Psychologists, social workers and pediatricians, as well as the parent(s) are particularly concerned about the physical safety and the emotional needs of latchkey children; recognizing that there are increased risks for household injuries, sexual exploitation, substance abuse and psychological traumas (mental anxieties). In addition, the latchkey child may repeatedly experience varying degrees of loneliness, boredom and fear. The amalgamation of psychosocial jeopardies maybe reflected in a spectrum of disturbed behaviors; ranging from depression to recurrent nightmares and fear-avoidance reactions. A number of daily occurrences which are of no consequence to most children, may precipitate tension-provoking dilemmas for the unsupervised child. For example, the unanticipated ring of the doorbell may create inappropriate anxieties for the latchkey child -- to answer the doorbell may announce the absence of an adult in the home, whereas failure to respond may provide a similar message that the home is unoccupied. For the latchkey child, the resultant messages in the course of daily living may generate anxieties and fears for personal safety. The cited situation precipitates stress for the child, regardless of instructions previously provided by the parent. Avoidance behaviors may include playing the radio or TV at maximum volume, or hiding in a closet or under the bed. It is understandable that the latchkey child may perceive the home, when it is unsupervised, as a "prison-like" environment. During this period of confinement, the telephone serves as the sole link to personal safety and security; the television set serves as the substitute for restricted peer relationships and the interior of the house or apartment serves as the boundaries of their playground.

It has been suggested that negative criticisms of the latchkey lifestyle are not unequivocally justified. Indeed, some advocates of "latchkeyism" hypothesize that the experience may provide the child with opportunities for some positive character-building, e.g., promoting independence, reliability and a good self-concept.
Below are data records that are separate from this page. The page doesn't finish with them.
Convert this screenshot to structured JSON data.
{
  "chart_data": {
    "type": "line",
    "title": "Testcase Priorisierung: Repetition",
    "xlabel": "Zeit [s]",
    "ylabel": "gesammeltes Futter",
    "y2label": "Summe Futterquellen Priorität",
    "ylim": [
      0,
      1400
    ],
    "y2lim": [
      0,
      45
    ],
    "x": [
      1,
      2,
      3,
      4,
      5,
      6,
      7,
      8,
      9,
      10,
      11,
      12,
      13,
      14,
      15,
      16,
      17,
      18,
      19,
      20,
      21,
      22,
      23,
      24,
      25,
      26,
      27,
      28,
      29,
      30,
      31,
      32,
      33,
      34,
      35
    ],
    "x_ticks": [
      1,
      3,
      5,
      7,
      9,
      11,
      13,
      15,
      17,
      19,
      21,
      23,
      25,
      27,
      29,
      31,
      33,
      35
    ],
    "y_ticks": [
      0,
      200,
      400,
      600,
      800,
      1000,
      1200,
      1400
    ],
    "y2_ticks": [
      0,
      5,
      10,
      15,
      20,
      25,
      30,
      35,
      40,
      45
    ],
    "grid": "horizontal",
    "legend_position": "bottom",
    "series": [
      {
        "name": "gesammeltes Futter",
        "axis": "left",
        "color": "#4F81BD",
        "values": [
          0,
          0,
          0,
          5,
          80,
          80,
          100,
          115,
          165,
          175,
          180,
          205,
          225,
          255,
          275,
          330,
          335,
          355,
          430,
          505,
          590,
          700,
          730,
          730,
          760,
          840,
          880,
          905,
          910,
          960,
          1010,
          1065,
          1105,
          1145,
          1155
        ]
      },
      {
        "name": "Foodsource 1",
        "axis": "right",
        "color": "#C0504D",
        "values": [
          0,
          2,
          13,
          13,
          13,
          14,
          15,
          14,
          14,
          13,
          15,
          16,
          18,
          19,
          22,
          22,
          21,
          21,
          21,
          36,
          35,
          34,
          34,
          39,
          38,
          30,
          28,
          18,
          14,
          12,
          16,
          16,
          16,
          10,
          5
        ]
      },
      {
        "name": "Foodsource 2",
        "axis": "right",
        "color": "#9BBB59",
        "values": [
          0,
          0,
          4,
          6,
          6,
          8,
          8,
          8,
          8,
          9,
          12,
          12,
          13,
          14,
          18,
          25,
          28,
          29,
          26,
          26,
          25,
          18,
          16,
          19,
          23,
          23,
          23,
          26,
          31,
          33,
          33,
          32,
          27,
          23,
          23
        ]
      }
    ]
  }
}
A research base, however, has not been established to determine if the risks outweigh the opportunities.

There are many areas to be explored in order to fully understand and appreciate the long-term effects of the latchkey lifestyle. Although sample sizes in several studies were small, some findings were less pessimistic about ultimate outcomes. In one study, it was suggested that there are little differences between supervised and unsupervised 10-year-old children in academic and social/personal adjustments. In another study, unsupervised girls were more likely to have cognitive deficits than unsupervised boys or supervised girls; however, teachers were unable to identify the child in self-care on the basis of academic achievement, classroom behavior, or absenteeism.

It has been assumed but not documented, that unsupervised children were more delinquent, accident-prone or in need of psychological referrals than supervised children. As noted, several articles suggest that children in self-care were more likely to be highly fearful and have nightmares. Methods for coping with fears included: hiding in a closet, under the bed or in the shower, checking the house repeatedly, staying after school in order to avoid going home, and using the television excessively, (the television viewing time for latchkey children was almost double that for supervised children). Latchkey children and their parents worry about emergencies and security ... does this ultimately take a psychological toll in the child's development?

A "menu" of palliative strategies have been recommended:

  • keep schools open until later in the evening
  • transport latchkey children to the nearest Y or community center
  • make work-hours for parents more flexible for a parent
    ---- as yet, no panacea is available!

As more and more children are unsupervised during the parents working hours, and as society remains an environment characterized by violence, with the media contributing a menu of violent themes ... the child recognizes their vulnerability. In face of the changing nature of societal values and behaviors, are we keeping pace with the psychosocial needs of the "latchkey child at risk"?